Total E&P Indonesie Tolak Permohonan Pailit
Rabu, 02 Feb 2005 17:49 WIB
Jakarta - Total E&P Indonesie menolak permohonan pailit yang diajukan oleh PT Istana Karang Laut (IKL) dan PT Sanggar Kaltim Jaya (SKJ). Pengadilan Niaga (PN) Jakarta Pusat dinilai tidak berwenang mengadili permohonan pernyataan pailit kedua perusahaan tersebut.Demikian dikatakan Kuasa Hukum Total E & P Indonesie, Todung Mulya Lubis dalam keterangan persnya di gedung Mayapada Tower, Jalan Sudirman, Jakarta, Rabu (2/2/2005).Menurut Todung, PN Jakpus tidak berwenang mengadili permohonan pailit tersebut karena IKL dan SKJ bukan kreditur Total dan Total tidak mempunyai utang yang telah jatuh waktu dan dapat ditagih. "Selayaknya hak untuk mengajukan permohonan pailit terhadap kontraktor production sharing seperti Total hanya dapat dilakukan oleh Menkeu.
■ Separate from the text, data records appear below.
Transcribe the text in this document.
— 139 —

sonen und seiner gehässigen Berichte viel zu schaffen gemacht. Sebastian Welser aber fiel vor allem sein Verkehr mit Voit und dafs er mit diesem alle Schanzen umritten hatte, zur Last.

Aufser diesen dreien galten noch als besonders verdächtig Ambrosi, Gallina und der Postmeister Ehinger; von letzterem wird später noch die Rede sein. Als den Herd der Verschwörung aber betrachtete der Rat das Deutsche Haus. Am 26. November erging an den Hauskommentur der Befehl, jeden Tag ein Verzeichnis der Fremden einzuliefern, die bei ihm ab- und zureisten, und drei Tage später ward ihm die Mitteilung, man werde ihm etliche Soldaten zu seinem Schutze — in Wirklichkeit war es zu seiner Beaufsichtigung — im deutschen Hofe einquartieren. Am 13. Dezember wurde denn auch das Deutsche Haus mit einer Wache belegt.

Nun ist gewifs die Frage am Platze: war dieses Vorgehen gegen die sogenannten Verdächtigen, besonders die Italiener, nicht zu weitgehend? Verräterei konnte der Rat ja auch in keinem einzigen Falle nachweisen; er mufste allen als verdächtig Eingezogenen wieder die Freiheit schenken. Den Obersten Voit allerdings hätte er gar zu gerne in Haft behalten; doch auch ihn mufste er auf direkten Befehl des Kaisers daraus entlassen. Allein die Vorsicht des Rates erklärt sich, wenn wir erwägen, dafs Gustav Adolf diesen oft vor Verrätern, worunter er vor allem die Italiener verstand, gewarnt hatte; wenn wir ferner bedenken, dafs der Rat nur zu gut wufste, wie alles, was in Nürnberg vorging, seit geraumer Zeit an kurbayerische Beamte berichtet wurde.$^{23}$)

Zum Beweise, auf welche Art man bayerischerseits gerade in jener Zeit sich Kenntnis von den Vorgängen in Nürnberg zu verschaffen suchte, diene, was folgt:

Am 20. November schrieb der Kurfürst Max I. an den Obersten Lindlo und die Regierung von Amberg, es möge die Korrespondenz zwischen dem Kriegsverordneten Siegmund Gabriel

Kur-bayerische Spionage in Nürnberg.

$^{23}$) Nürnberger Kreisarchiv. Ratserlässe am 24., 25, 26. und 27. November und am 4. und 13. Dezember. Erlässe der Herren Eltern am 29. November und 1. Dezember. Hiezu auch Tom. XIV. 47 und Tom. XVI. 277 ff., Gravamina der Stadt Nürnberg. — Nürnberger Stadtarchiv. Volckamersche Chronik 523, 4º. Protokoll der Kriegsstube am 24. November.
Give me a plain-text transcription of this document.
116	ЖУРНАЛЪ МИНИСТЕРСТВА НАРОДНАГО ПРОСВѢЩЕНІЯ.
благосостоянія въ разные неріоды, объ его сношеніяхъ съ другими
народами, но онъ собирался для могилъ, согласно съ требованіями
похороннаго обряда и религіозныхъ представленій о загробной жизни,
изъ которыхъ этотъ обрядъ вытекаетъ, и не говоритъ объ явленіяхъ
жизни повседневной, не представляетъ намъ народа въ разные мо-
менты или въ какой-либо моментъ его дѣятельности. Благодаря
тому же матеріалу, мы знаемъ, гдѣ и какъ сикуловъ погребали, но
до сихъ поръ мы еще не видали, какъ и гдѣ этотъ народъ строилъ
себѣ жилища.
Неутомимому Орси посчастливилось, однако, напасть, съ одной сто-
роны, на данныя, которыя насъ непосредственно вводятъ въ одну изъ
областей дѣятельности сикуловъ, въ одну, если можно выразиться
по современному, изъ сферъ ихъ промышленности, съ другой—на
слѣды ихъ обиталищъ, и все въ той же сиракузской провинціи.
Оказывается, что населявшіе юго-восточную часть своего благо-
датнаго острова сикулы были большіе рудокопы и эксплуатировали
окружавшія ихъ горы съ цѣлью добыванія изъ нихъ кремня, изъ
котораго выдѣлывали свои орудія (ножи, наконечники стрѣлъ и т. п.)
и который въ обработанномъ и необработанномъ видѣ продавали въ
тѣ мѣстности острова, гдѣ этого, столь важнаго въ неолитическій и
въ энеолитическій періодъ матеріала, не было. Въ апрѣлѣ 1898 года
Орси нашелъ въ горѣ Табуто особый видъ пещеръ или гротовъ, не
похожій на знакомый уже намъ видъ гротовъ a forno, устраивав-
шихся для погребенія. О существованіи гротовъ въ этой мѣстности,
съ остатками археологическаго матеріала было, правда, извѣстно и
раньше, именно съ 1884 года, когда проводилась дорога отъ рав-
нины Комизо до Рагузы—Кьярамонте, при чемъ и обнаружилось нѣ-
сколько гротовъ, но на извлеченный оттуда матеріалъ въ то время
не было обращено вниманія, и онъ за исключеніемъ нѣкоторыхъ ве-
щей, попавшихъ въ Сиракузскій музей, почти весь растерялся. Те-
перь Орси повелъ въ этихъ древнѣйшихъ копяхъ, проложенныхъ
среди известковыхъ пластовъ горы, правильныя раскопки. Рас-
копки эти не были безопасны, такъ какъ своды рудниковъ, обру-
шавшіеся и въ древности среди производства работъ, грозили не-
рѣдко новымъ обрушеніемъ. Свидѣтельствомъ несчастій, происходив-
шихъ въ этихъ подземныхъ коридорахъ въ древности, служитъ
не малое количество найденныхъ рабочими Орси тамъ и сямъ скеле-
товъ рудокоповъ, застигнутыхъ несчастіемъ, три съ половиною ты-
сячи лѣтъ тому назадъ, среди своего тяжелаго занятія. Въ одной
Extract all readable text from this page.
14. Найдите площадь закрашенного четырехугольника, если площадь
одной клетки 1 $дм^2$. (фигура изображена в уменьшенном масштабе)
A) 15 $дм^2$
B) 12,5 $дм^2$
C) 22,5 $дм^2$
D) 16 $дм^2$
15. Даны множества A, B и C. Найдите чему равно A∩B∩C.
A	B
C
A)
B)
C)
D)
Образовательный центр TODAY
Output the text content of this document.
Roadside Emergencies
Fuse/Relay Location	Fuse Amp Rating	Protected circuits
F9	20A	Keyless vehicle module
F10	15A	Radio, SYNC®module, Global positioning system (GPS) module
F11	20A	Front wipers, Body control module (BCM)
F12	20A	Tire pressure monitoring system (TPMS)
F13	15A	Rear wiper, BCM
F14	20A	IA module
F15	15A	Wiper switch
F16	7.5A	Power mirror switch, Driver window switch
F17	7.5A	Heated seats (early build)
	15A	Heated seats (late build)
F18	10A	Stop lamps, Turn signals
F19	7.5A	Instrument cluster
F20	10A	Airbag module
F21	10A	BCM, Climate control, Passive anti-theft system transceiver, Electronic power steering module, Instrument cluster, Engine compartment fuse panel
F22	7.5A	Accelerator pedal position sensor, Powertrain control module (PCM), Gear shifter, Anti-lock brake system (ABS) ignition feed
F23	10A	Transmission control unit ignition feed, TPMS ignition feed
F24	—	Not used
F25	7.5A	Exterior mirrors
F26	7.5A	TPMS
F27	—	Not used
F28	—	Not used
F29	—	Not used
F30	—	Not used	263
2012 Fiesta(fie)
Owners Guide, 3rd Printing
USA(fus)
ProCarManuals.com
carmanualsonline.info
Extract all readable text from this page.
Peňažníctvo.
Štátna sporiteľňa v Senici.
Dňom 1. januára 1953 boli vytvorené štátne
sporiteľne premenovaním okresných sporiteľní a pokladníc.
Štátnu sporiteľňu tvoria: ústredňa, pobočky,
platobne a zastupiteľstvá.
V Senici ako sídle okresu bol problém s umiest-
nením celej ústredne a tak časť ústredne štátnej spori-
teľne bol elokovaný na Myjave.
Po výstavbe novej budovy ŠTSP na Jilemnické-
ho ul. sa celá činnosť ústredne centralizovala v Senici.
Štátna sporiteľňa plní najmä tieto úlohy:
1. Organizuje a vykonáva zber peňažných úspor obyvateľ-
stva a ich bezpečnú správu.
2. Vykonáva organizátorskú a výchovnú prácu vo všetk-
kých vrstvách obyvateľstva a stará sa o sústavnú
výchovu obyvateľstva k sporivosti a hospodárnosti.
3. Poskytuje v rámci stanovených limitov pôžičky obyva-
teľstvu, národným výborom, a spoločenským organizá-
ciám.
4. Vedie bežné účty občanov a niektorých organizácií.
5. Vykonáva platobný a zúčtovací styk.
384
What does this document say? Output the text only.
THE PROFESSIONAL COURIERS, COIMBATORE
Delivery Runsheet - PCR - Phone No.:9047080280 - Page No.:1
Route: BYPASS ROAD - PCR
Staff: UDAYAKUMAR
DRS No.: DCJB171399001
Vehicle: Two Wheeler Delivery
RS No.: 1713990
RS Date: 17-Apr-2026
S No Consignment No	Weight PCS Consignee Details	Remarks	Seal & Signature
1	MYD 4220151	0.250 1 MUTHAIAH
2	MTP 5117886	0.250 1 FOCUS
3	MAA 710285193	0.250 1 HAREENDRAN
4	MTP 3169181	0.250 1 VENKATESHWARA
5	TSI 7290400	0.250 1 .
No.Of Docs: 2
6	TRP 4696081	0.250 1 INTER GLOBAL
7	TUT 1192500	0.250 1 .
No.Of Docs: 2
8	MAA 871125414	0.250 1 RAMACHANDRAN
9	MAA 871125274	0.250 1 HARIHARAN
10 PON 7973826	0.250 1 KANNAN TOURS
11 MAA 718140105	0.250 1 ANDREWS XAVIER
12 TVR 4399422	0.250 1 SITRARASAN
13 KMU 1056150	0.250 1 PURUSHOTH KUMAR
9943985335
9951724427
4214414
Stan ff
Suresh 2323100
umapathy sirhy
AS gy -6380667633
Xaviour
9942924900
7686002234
Karena total bergerak di bidang kepentingan publik seperti halnya BUMN, perusahaan asuransi dan dana pensiun," kata Todung.Sementara Fredrik J. Pinakunary, anggota tim kuasa hukum Total lainnya menyatakan, gugatan yang diajukan kedua perusahaan itu sebesar US$ 7,17 juta. "Hasil audit BPKP merekomendasi Total untuk membayar US$ 17,7 juta kepada pemohonan pailit," katanya.Namun menurut Fredrik, BPKP bukan badan yang mempunyai otoritas untuk memeriksa ada atau tidak adanya utang. BPKP tidak mempunyai kekuatan eksekusi. "Hasil dari BPKP hanya sebagai anjuran bukan sesuatu yang sifatnya mengikat," ungkapnya. Todung kembali menyatakan, perselisihan yang terjadi antara Total dengan dua perusahaan itu adalah mengenai ada atau tidak adanya utang dan bukan mengenai berapa besar atau jumlah utang yang harus dibayar. Oleh karena itu untuk menentukan ada atau tidak adanya utang bukan menjadi kewenangan pengadilan niaga melainkan Badan Arbitrase Nasional Indonesia (BANI).